24.07.2009, Paulo Ferreira, Público
O Compromisso Portugal acusa o Governo de aumentar a promiscuidade entre política e negócios. É um óptimo princípio
Édifícil não concordar genericamente com a avaliação que o movimento Compromisso Portugal faz da governação socialista nesta legislatura, que está prestes a terminar.
O exercício é honesto, transparente e, por isso, útil. Nas várias áreas, compara os objectivos do Governo com o que foi alcançado, medindo o grau de cumprimento das metas. É um bom documento para consulta, para fazer o fact checking daquilo que o próprio Governo e o PS forem anunciando como conquistas na campanha eleitoral. E é, certamente, mais eficaz e com mais utilidade social do que as convenções com que o Compromisso Portugal se deu a conhecer.
O Governo recebe nota máxima (100 por cento) na generalização do ensino do Inglês desde o ensino básico, nas energias renováveis e no combate à burocracia. As notas mínimas (zero) estão no crescimento potencial da economia de três por cento (que afinal é negativo), na convergência com a média da União (foi uma divergência permanente ao longo da legislatura), no aumento da competitividade (que caiu), na redução do peso da despesa corrente do Estado na Economia (que aumentou), na gestão eficiente da energia (que falhou) e na introdução de concorrência nos mercados do gás e da electricidade (que não aconteceu).
A área onde a avaliação é globalmente mais positiva é a da coesão social, redução da pobreza e igualdade de oportunidades. A pior é a do crescimento económico, mesmo descontando a quebra dos indicadores no último ano na sequência da crise financeira internacional. Confere com a percepção global dos últimos quatro anos nas áreas que podem ser medidas com objectividade e que estão menos sujeitas ao "achismo" individual.
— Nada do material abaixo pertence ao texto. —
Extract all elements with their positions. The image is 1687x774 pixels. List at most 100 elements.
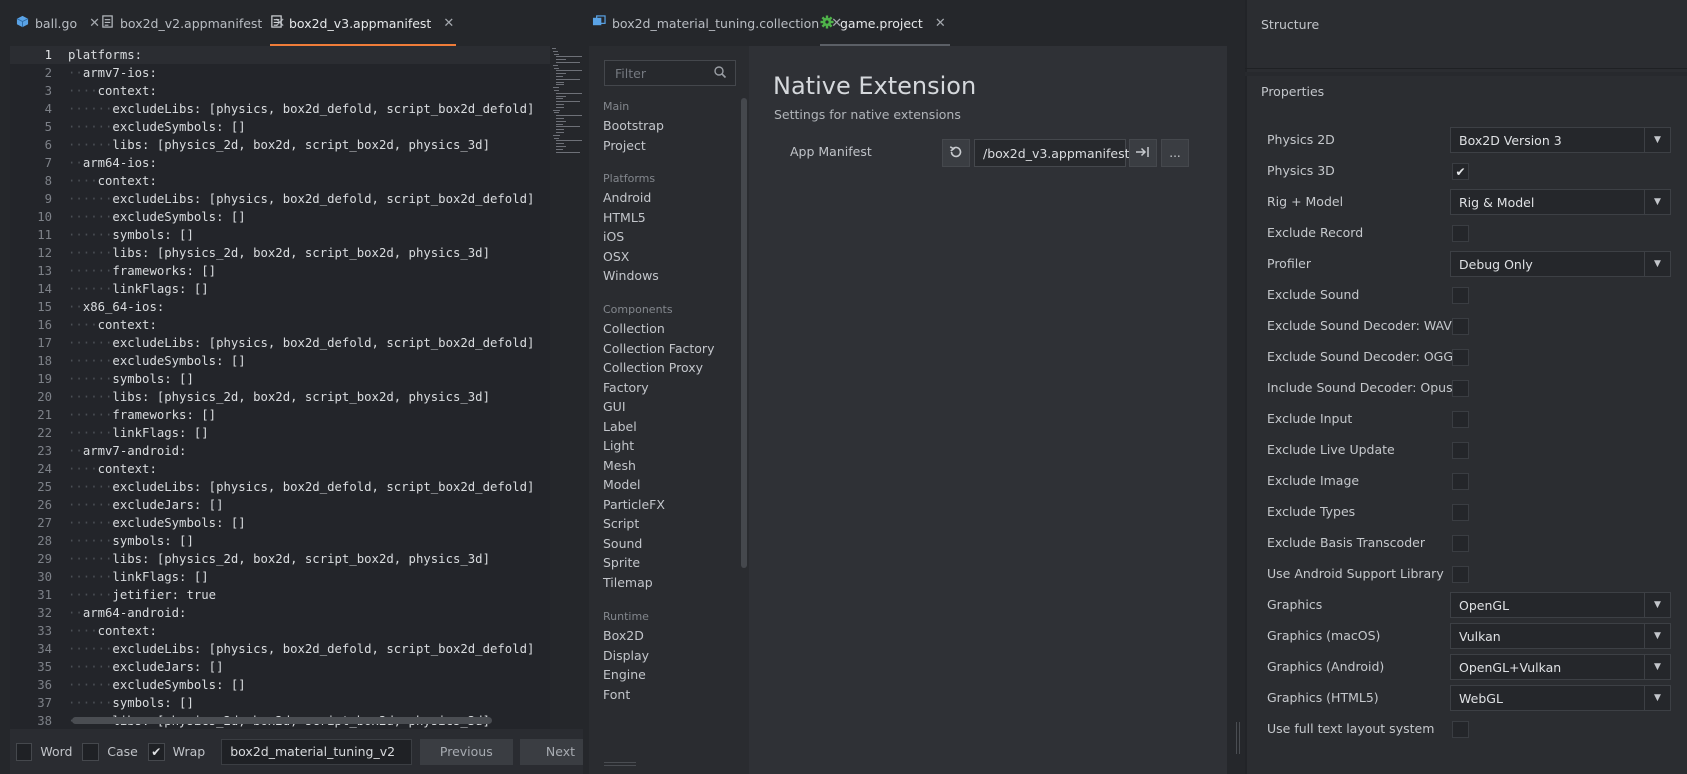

Contas feitas, o Compromisso Portugal dá uma nota negativa ao Governo que, afirma o documento divulgado na quarta--feira, "mostrou intenção de efectuar mudanças, iniciou alguns processos de reforma relevantes, mas ficou bastante aquém dos seus objectivos em áreas fundamentais".
Há, no entanto, um tema surpreendente na avaliação feita pelo Compromisso Portugal: o que alerta para o agravamento da "promiscuidade entre política e negócios". A crítica é dura. "O Governo deixou a impressão de que nem sempre terá sabido resistir à tentação de tirar partido dos activos do Estado (nomeadamente nas empresas em que este participa) para intervir na área empresarial"; "com a sua indisponibilidade para separar o Estado dos negócios, o Governo manteve a tradicional promiscuidade entre agentes políticos e agentes económicos"; ou "hoje em Portugal nem todos os empresários e gestores de grandes empresas estarão totalmente à vontade para expressar livremente as suas posições".
A surpresa não está na análise. Ela não é nova e há factos mais ou menos públicos que mostram que este Governo nunca se inibiu de fazer represálias ou utilizar a chantagem para tentar calar posições críticas ou travar acções privadas que são legítimas mas que contrariam a sua vontade.
A surpresa está nos autores desta crítica, que é forte e não poupa nas palavras. A coluna principal do Compromisso Portugal é, como se sabe, constituída por empresários e gestores, sobretudo de grandes empresas. Não só sabem do que falam, porque estão no centro dos negócios e conhecem os seus bastidores, como é altamente provável que no grupo estejam alguns dos que beneficiam e são contraparte dessa promiscuidade.
Ainda assim, a crítica está lá, o que demonstra alguma coragem, uma dose de autocrítica e, quem sabe, a vontade de mudar. Parece cada vez mais generalizada a indignação e o mal-estar provocado pela fraca prática democrática demonstrada por este Governo.
O Compromisso Portugal atingiu o nível de saturação suficiente para a crítica. Próximos passos: denúncia pública de casos concretos e a recusa generalizada por parte de empresários e gestores em entrarem no jogo da promiscuidade. Como qualquer gestor bem sabe, a competitividade do país também passa por aí.